Third-party re-evolution

That might have crossed the mind of WBD chief David Zaslav, who had talked around this subject in April when he told investors that the company was reevaluating its content distribution strategy as the giant company looks ahead to a “noisy” 2022.

Wall Street has become rather demanding in its wish to see profits – WBD’s share price has tanked from $25.50 a pop at launch in April to a touch above $14 today – and with $3bn to find in synergy savings, the reality of a “noisy” 2022 really means yet further pain for staff from both WarnerMedia and Discovery.

But it also looks likely to mean more supply coming onto the market from US studios as content owners look to maximise returns on shows. And the way to do that seems to be to sell direct, rather than put it all onto a single global platform.

There is of course little chance that WBD will sell the family silver to Netflix again, and that hugely valuable HBO deal that Sky enjoys in swathes of Europe also looks unlikely to be renewed. But then again, who knows – if the price is right?
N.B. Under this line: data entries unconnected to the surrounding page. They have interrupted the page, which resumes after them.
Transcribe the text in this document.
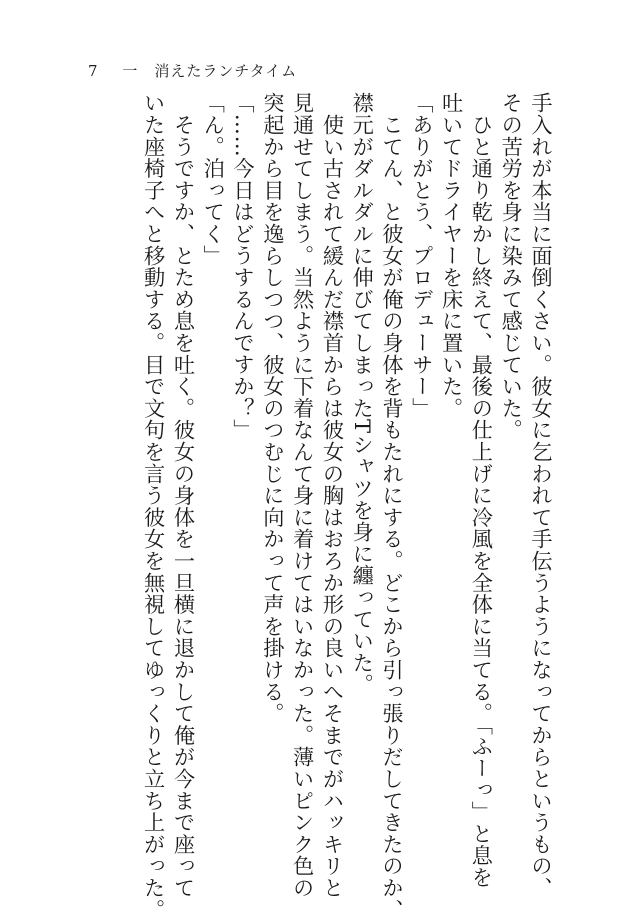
7 一　消えたランチタイム
手入れが本当に面倒くさい。彼女に乞われて手伝うようになってからというもの、
その苦労を身に染みて感じていた。
　ひと通り乾かし終えて、最後の仕上げに冷風を全体に当てる。「ふーっ」と息を
吐いてドライヤーを床に置いた。
「ありがとう、プロデューサー」
　こてん、と彼女が俺の身体を背もたれにする。どこから引っ張りだしてきたのか、
襟元がダルダルに伸びてしまったTシャツを身に纏っていた。
　使い古されて緩んだ襟首からは彼女の胸はおろか形の良いへそまでがハッキリと
見通せてしまう。当然ように下着なんて身に着けてはいなかった。薄いピンク色の
突起から目を逸らしつつ、彼女のつむじに向かって声を掛ける。
「……今日はどうするんですか？」
「ん。泊ってく」
　そうですか、とため息を吐く。彼女の身体を一旦横に退かして俺が今まで座って
いた座椅子へと移動する。目で文句を言う彼女を無視してゆっくりと立ち上がった。
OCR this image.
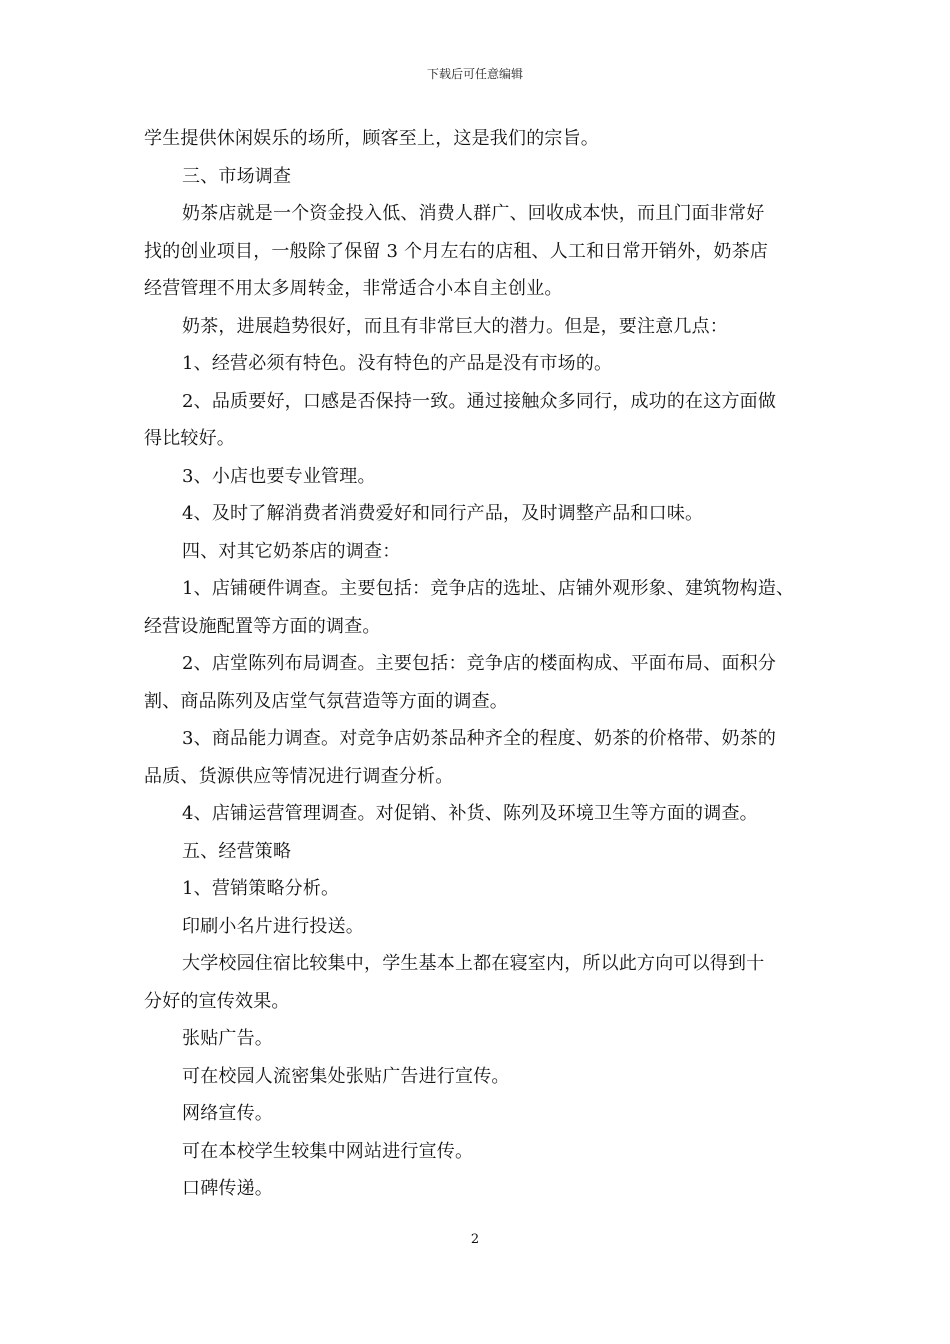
下载后可任意编辑

学生提供休闲娱乐的场所，顾客至上，这是我们的宗旨。

三、市场调查

奶茶店就是一个资金投入低、消费人群广、回收成本快，而且门面非常好

找的创业项目，一般除了保留 3 个月左右的店租、人工和日常开销外，奶茶店

经营管理不用太多周转金，非常适合小本自主创业。

奶茶，进展趋势很好，而且有非常巨大的潜力。但是，要注意几点：

1、经营必须有特色。没有特色的产品是没有市场的。

2、品质要好，口感是否保持一致。通过接触众多同行，成功的在这方面做

得比较好。

3、小店也要专业管理。

4、及时了解消费者消费爱好和同行产品，及时调整产品和口味。

四、对其它奶茶店的调查：

1、店铺硬件调查。主要包括：竞争店的选址、店铺外观形象、建筑物构造、

经营设施配置等方面的调查。

2、店堂陈列布局调查。主要包括：竞争店的楼面构成、平面布局、面积分

割、商品陈列及店堂气氛营造等方面的调查。

3、商品能力调查。对竞争店奶茶品种齐全的程度、奶茶的价格带、奶茶的

品质、货源供应等情况进行调查分析。

4、店铺运营管理调查。对促销、补货、陈列及环境卫生等方面的调查。

五、经营策略

1、营销策略分析。

印刷小名片进行投送。

大学校园住宿比较集中，学生基本上都在寝室内，所以此方向可以得到十

分好的宣传效果。

张贴广告。

可在校园人流密集处张贴广告进行宣传。

网络宣传。

可在本校学生较集中网站进行宣传。

口碑传递。

2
Either way, the row back on global domination by Hollywood-based streamers is in evidence. Not only is WBD cutting original spend, Netflix is slowing its outlay and the flow of originals for Disney+ and its sibling Star brand is far more focused, as TBI reported last week.

In some respects, there are likely to be few winners from this deceleration in spending, with less money in the system and fewer buyers for producers’ ideas. Yet balancing the money going into shows with the revenues being returned by subscribers at some point always had to find its equilibrium.

The real winners, it seems, could be those commissioners with a regional outlook – either global streamers with a flexible commissioning strategy or genuinely local operators. When put together, the world’s commissioners can often tot up to more than the sum of their parts – and for businesses looking to squeeze more value from their dollar, that will be key.